O projeto não é apenas uma promessa no papel: são 38 quilômetros de adutoras de aço que atravessarão áreas urbanas densas para garantir que, mesmo em secas severas como a de 2025, a água chegue às torneiras de 22 milhões de pessoas.
O “itinerário” da segurança hídrica
A obra é extensa e conecta o Grande ABC ao Alto Tietê. A água será captada no braço do Rio Pequeno, em São Bernardo do Campo, onde será construída uma potente Estação Elevatória. A partir dali, os dutos — que em alguns trechos são mais altos que uma pessoa — seguirão um traçado estratégico 100% subterrâneo, passando por:

- São Bernardo do Campo (Ponto de captação)
- Santo André
- Ribeirão Pires
- Rio Grande da Serra
- Suzano (Onde fica a represa Taiaçupeba)
- Mogi das Cruzes
Ao percorrer exclusivamente vias públicas, a Sabesp busca reduzir o impacto ambiental e evitar desapropriações, garantindo uma estrutura definitiva e protegida contra vandalismos.
Tecnologia contra o clima
Diferente da solução improvisada usada na crise de 2014, esta conexão é robusta. O sistema funcionará com energia elétrica (abandonando as antigas térmicas a gás) e terá flexibilidade para bombear água para dois sistemas diferentes: o Alto Tietê ou o Rio Grande.

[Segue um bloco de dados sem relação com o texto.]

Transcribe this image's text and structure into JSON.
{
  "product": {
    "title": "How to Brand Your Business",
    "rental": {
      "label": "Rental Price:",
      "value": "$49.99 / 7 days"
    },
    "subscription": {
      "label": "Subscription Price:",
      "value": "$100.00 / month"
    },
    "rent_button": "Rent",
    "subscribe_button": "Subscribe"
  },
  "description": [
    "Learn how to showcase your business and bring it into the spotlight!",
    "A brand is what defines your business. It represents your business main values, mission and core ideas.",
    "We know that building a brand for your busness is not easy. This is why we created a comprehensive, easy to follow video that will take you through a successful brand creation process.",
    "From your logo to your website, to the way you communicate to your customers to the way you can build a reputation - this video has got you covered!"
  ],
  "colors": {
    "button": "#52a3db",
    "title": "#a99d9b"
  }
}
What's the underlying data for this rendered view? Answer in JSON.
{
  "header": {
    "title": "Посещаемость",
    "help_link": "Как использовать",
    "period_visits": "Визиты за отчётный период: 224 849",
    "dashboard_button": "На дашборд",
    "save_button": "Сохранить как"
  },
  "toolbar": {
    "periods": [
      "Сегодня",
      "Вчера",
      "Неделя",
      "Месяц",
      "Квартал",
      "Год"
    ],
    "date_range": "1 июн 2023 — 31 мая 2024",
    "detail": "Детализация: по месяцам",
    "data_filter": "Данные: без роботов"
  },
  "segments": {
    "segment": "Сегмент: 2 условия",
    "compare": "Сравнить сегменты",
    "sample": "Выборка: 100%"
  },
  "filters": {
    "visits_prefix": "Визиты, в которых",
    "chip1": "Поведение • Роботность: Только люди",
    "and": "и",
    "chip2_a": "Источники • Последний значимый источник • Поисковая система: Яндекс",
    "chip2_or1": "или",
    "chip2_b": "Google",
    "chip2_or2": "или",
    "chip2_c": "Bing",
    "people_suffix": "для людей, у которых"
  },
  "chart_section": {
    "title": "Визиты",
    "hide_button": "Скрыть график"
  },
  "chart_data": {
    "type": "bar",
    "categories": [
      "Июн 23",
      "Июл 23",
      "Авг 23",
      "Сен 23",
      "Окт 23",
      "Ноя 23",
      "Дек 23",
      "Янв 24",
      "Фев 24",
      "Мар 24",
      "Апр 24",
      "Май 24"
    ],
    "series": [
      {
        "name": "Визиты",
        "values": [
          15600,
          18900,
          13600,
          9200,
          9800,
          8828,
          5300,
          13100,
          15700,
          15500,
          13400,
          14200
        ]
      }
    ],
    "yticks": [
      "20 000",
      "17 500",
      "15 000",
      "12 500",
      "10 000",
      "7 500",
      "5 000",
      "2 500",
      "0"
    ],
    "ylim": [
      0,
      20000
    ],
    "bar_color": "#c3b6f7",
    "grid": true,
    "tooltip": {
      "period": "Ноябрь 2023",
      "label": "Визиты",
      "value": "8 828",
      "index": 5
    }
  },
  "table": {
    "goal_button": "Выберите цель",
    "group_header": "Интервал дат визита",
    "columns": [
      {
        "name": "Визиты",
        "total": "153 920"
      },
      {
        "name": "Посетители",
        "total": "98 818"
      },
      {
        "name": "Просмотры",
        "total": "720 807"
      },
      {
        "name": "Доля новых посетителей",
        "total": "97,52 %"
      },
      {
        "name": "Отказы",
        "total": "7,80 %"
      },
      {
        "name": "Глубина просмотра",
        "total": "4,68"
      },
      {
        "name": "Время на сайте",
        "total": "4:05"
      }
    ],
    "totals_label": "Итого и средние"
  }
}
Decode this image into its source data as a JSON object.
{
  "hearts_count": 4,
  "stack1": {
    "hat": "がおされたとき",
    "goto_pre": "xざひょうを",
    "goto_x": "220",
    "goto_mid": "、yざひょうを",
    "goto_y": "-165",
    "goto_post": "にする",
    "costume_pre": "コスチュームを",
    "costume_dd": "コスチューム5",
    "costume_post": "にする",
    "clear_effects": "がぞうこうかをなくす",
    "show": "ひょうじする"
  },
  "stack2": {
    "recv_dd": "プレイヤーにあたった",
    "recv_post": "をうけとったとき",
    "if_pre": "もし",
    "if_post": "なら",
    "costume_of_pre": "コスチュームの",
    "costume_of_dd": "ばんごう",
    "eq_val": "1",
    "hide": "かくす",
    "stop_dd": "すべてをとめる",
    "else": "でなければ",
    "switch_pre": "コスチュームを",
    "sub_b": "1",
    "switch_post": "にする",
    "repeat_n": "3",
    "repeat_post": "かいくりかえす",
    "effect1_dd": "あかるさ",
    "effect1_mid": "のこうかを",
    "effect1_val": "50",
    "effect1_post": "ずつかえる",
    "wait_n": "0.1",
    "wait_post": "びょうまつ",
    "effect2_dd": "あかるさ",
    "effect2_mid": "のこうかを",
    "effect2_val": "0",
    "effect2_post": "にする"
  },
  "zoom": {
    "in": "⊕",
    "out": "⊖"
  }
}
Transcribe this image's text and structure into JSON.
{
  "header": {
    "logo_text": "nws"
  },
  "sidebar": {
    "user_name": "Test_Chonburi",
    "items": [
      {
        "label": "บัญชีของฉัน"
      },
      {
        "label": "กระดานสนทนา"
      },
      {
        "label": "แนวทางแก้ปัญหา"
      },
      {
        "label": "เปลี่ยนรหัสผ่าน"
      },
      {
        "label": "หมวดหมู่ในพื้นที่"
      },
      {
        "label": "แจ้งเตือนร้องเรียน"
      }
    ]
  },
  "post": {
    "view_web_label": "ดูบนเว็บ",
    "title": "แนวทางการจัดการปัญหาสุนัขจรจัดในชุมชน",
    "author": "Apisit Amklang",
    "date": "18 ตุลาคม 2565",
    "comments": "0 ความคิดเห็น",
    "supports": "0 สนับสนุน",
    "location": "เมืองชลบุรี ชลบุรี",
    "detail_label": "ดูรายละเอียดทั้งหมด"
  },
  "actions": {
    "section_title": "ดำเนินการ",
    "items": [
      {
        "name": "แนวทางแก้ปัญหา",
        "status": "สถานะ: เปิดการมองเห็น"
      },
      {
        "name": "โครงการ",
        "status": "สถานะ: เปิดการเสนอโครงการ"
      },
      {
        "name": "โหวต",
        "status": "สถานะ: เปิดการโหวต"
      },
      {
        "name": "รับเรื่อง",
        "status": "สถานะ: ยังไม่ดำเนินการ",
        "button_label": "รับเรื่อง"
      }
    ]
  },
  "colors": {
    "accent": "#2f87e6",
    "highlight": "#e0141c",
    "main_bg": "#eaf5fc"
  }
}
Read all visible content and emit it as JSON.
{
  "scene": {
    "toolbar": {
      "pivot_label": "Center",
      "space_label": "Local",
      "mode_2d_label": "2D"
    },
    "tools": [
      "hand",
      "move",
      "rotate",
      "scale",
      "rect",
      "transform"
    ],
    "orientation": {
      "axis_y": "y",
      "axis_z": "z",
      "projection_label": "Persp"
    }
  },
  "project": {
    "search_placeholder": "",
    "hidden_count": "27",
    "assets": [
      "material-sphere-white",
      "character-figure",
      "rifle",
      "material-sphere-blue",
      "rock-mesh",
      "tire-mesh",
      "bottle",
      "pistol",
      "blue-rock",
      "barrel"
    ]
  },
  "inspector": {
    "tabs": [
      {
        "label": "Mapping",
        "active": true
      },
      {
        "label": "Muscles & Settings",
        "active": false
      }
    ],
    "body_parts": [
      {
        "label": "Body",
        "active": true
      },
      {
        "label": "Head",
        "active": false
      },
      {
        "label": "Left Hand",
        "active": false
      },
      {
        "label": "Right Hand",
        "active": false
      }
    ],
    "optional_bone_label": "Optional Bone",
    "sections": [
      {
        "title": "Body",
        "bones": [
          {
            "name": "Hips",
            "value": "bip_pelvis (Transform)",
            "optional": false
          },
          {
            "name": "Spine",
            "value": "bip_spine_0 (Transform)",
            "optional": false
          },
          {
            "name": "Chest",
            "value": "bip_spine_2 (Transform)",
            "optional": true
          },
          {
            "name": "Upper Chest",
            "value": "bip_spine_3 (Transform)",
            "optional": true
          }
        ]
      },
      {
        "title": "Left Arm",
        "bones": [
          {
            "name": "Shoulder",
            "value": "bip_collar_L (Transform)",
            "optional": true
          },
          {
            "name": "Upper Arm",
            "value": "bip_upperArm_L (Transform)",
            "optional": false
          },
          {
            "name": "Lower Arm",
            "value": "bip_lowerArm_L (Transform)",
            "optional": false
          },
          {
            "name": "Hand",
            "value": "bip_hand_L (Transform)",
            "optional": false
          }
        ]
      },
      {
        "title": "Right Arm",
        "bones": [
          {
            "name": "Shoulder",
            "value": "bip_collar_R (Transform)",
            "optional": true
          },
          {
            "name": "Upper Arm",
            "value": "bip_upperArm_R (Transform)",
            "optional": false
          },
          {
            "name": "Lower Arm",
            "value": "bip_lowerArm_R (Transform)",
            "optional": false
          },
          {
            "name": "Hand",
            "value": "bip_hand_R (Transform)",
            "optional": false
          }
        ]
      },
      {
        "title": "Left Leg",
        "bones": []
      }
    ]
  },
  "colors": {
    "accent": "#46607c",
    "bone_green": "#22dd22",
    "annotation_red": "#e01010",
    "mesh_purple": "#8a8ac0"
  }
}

“Atuamos em áreas com baixa disponibilidade hídrica natural e altamente urbanizadas. Por isso, a Sabesp tem investido em alternativas para a robustez e flexibilidade dos nossos sistemas”, afirma Marcel Costa Sanches, diretor de Planejamento da companhia.
A meta é clara: até 2027, o investimento total em segurança hídrica na região deve ultrapassar os R$ 5 bilhões, adicionando 8.000 litros por segundo à rede metropolitana. É a engenharia correndo contra o tempo e contra as mudanças climáticas para manter a Grande São Paulo abastecida.